Property	Description
`fs.native-s3.enabled`	Activate the native implementation for S3 storage support, and deactivate all legacy support. Defaults to `false`. Must be set to `true` for all other properties be used.
`s3.endpoint`	Required endpoint URL for S3.
`s3.region`	Required region name for S3.
`s3.path-style-access`	Use path-style access for all requests to S3
`s3.canned-acl`	Canned ACL to use when uploading files to S3. Defaults to `NONE`, which has the same effect as `PRIVATE`. If the files are to be uploaded to an S3 bucket owned by a different AWS user, the canned ACL may be set to one of the following: `PRIVATE`, `PUBLIC_READ`, `PUBLIC_READ_WRITE`, `AUTHENTICATED_READ`, `BUCKET_OWNER_READ`, or `BUCKET_OWNER_FULL_CONTROL`.
`s3.sse.type`	Set the type of S3 server-side encryption (SSE) to use. Defaults to `NONE` for no encryption. Other valid values are `S3` for encryption by S3 managed keys, and `KMS` for encryption with a key from the AWS Key Management Service (KMS). Note that S3 automatically uses SSE so `NONE` and `S3` are equivalent. S3-compatible systems might behave differently.
`s3.sse.kms-key-id`	The identifier of a key in KMS to use for SSE.
`s3.streaming.part-size`	Part size for S3 streaming upload. Values between `5MB` and `256MB` are valid. Defaults to `16MB`.
`s3.requester-pays`	Switch to activate billing transfer cost to the requester. Defaults to `false`.
`s3.max-connections`	Maximum number of connections to S3. Defaults to `500`.
`s3.connection-ttl`	Maximum time duration allowed to reuse connections in the connection pool before being replaced.
`s3.connection-max-idle-time`	Maximum time duration allowed for connections to remain idle in the connection pool before being closed.
`s3.socket-connect-timeout`	Maximum time duration allowed for socket connection requests to complete before timing out.
`s3.socket-read-timeout`	Maximum time duration for socket read operations before timing out.
`s3.tcp-keep-alive`	Enable TCP keep alive on created connections. Defaults to `false`.
`s3.http-proxy`	URL of a HTTP proxy server to use for connecting to S3.
`s3.http-proxy.secure`	Set to `true` to enable HTTPS for the proxy server.
`s3.http-proxy.username`	Proxy username to use if connecting through a proxy server.
`s3.http-proxy.password`	Proxy password to use if connecting through a proxy server.
`s3.http-proxy.non-proxy-hosts`	Hosts list to access without going through the proxy server.
`s3.http-proxy.preemptive-basic-auth`	Whether to attempt to authenticate preemptively against proxy server when using base authorization, defaults to `false`.
`s3.retry-mode`	Specifies how the AWS SDK attempts retries.

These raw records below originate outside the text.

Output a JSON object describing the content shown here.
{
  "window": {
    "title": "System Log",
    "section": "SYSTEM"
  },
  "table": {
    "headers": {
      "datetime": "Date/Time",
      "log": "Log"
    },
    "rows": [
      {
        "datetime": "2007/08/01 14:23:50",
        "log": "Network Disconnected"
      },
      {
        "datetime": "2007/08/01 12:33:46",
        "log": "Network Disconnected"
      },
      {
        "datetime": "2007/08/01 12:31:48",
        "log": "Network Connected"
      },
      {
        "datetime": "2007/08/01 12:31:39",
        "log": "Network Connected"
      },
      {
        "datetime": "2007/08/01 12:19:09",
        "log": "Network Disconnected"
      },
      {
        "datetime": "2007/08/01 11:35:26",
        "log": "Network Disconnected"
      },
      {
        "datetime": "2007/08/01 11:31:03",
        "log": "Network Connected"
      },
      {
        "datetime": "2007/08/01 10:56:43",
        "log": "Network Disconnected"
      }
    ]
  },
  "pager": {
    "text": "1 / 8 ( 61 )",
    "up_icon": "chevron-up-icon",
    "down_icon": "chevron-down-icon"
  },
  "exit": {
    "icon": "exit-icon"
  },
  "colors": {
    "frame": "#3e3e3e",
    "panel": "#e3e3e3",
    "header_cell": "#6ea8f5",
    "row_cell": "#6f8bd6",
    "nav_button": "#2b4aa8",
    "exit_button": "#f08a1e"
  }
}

Default value is `LEGACY`. Other allowed values are `STANDARD` and `ADAPTIVE`. The `STANDARD` mode includes a standard set of errors that are retried. `ADAPTIVE` mode includes the functionality of `STANDARD` mode with automatic client-side throttling.
`s3.max-error-retries`	Specifies maximum number of retries the client will make on errors. Defaults to `10`.
`s3.use-web-identity-token-credentials-provider`	Set to `true` to only use the web identity token credentials provider, instead of the default providers chain. This can be useful when running Trino on Amazon EKS and using IAM roles for service accounts (IRSA) Defaults to `false`.

Authentication#

Use the following properties to configure the authentication to S3 with access and secret keys, STS, or an IAM role:

Property	Description
`s3.aws-access-key`	AWS access key to use for authentication.
`s3.aws-secret-key`	AWS secret key to use for authentication.
`s3.sts.endpoint`	The endpoint URL of the AWS Security Token Service to use for authenticating to S3.
`s3.sts.region`	AWS region of the STS service.
`s3.iam-role`	ARN of an IAM role to assume when connecting to S3.
`s3.role-session-name`	Role session name to use when connecting to S3. Defaults to `trino-filesystem`.
`s3.external-id`	External ID for the IAM role trust policy when connecting to S3.